EDIT: There was a y instead of x but that was not the problem.

2

So I just found that this might be a scope problem ?
because when I set (after the first example) in the global scope

bar.foo = foo
bar.foo.x

correctly returns 10.

So it’s the assignment in Foo’s cosntructor that does not do what I expect.

3

As it turns out, the recursive type definitions aren’t actually relevant to the problems you’re having.

First off, this function:

isn’t working for you because it’s not being called at all. Try this:

julia> methods(Foo)
# 2 methods for type constructor:
[1] (::Type{Foo})(x::T, bar::B) where {T, B<:Bar} in Main at REPL[3]:2
[2] (::Type{Foo})(x, bar) in Main at REPL[10]:1

Method [1] is the constructor, which matches any x and and bar::Bar. Method [2] is the function you wrote, which matches any x and any bar. So method [2] is less specific and is therefore never actually being called. That’s why it has no effect.

If you make that function more specific (e.g. by making it Foo(x, bar::Bar), then you’re going to run into more problems because on the very next line you do foo = Foo(x, bar). If this function were working at all, it would always just call itself immediately, leading to a stack overflow.

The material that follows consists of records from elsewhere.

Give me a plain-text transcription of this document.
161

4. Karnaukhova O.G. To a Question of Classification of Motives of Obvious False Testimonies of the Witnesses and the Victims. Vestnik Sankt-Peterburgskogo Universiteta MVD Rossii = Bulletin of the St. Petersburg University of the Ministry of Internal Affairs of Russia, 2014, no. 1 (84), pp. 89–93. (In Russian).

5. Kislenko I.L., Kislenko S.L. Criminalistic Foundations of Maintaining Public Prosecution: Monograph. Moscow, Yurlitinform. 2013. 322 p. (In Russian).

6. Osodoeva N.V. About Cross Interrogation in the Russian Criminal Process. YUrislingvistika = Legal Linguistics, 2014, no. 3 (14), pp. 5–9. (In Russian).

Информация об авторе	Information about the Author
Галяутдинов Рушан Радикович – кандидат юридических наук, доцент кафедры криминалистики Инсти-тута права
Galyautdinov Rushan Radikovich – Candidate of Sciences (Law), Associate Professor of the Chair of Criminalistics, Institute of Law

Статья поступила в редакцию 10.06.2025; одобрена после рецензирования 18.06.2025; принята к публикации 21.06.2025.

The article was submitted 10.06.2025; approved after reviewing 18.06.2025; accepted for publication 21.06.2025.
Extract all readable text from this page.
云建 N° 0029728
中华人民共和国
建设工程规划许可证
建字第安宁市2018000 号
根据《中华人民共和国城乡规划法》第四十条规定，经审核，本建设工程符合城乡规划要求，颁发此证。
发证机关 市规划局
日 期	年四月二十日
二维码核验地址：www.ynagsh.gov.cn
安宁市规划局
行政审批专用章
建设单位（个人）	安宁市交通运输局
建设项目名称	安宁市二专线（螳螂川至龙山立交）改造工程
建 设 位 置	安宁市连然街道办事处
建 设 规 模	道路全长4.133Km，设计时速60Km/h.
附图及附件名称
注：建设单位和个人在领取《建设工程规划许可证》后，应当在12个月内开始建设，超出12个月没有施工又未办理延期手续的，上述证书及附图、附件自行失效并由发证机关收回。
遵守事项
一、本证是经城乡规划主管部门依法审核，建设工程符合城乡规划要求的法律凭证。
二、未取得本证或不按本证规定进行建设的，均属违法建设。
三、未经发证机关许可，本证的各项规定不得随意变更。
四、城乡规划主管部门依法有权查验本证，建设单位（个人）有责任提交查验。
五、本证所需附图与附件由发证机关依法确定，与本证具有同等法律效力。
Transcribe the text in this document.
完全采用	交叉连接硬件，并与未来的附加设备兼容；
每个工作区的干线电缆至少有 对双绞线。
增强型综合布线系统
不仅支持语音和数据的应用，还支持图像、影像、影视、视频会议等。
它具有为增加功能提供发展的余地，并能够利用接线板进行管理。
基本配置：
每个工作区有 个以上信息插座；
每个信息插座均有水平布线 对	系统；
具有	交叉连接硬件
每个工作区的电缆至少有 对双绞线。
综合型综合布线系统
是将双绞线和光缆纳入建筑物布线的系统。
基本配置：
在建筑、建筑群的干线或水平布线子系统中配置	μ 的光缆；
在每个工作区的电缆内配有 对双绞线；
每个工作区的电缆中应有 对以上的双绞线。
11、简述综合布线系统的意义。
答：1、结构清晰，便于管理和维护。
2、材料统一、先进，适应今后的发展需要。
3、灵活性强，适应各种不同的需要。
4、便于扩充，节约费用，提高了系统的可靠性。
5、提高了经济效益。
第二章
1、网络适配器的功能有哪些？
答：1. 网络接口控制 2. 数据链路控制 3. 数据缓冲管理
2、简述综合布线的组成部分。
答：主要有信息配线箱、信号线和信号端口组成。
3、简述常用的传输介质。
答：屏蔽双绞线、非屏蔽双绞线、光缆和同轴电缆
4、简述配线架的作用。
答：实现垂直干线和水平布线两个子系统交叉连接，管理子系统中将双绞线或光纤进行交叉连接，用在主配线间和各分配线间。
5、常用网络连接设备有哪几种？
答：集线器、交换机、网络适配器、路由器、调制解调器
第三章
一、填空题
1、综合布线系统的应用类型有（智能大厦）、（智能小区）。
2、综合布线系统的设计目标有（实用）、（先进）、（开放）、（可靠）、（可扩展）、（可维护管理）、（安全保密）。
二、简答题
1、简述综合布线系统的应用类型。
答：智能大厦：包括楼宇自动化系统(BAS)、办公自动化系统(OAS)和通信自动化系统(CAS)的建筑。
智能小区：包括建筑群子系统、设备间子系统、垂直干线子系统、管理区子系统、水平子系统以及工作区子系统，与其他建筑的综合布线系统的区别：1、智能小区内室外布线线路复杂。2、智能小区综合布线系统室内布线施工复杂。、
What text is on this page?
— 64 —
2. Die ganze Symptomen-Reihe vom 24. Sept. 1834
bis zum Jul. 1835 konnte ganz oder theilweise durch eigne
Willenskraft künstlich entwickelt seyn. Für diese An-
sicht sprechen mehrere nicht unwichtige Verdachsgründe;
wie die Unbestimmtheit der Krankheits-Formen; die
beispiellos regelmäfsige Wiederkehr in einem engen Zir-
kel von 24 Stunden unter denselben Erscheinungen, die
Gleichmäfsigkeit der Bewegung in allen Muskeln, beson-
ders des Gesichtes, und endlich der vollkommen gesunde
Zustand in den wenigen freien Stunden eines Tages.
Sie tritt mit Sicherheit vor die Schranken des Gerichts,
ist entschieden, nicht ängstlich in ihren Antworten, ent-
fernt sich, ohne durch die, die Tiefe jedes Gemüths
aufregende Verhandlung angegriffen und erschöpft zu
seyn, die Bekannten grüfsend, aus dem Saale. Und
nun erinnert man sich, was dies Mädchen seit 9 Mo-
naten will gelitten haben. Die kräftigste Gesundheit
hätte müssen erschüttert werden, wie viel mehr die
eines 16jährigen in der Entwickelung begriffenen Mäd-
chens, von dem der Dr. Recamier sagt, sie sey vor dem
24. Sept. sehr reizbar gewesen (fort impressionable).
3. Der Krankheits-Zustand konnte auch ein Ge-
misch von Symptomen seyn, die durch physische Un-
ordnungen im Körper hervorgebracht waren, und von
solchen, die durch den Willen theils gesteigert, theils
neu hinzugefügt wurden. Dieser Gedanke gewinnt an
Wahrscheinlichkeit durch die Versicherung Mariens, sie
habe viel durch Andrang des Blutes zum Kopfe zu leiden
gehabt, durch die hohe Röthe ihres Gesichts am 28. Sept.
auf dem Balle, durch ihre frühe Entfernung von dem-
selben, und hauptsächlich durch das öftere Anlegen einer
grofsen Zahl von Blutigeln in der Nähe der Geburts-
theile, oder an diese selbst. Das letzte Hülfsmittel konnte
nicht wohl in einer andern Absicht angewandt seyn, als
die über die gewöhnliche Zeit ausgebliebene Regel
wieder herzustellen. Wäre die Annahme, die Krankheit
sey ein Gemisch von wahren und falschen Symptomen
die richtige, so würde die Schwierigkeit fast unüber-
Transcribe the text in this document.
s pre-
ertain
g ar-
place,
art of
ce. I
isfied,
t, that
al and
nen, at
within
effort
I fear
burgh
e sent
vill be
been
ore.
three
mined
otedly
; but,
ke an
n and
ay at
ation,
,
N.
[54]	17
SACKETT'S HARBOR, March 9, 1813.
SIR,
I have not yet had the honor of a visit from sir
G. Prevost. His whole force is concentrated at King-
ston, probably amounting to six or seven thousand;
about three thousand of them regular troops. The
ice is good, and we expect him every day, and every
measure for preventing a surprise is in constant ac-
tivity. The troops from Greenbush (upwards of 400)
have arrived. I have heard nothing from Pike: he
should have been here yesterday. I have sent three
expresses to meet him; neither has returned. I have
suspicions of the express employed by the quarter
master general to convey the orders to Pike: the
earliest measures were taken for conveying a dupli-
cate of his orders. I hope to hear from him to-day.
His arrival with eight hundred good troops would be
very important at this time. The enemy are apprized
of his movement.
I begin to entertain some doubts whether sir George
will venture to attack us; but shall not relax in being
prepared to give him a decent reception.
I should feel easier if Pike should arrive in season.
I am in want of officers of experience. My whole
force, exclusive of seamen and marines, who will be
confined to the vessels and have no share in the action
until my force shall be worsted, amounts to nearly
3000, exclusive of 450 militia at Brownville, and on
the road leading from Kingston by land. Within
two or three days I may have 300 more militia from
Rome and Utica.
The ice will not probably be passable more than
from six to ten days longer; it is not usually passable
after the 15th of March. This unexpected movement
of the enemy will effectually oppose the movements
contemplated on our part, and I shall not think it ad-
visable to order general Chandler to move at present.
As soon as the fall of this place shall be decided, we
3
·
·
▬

This is a classic case where an inner constructor solves the problem:

julia> mutable struct Foo{T, B <: Bar}
           x::T
           bar::B
           
           function Foo(x::T, bar::B) where {T, B <: Bar}
             foo = new{T, B}(x, bar)
             bar.foo = foo
             return foo
           end
       end

julia> foo = Foo(10, bar)
Foo{Int64,Bar{Float64}}(10, Bar{Float64}(2.0, Foo{Int64,Bar{Float64}}(#= circular reference @-2 =#)))

julia> foo.bar.y
2.0

This isn’t about the incomplete initialization–try it on a simpler case:

julia> struct Baz{T}
         x::T
         
         Baz(x) = new(x)
       end
ERROR: syntax: too few type parameters specified in "new{...}" around REPL[17]:1

You have to tell new what T should be, otherwise how does it know what type to construct?

julia> struct Baz{T}
         x::T
         
         Baz(x::T) where {T} = new{T}(x)
       end

By the way, you can also make the foo field of Bar concrete in your example using an extra type parameter (although it starts to get a bit mind-bending). Here’s a simplified example of two types which contain each other with no type instabilities:

julia> struct Bar{F}
         foo::F
       end

julia> mutable struct Foo
         bar::Bar{Foo}
         
         function Foo()
           foo = new()
           foo.bar = Bar(foo)
           return foo
         end
       end

julia> foo = Foo()
Foo(Bar{Foo}(Foo(#= circular reference @-2 =#)))

julia> foo.bar
Bar{Foo}(Foo(Bar{Foo}(#= circular reference @-2 =#)))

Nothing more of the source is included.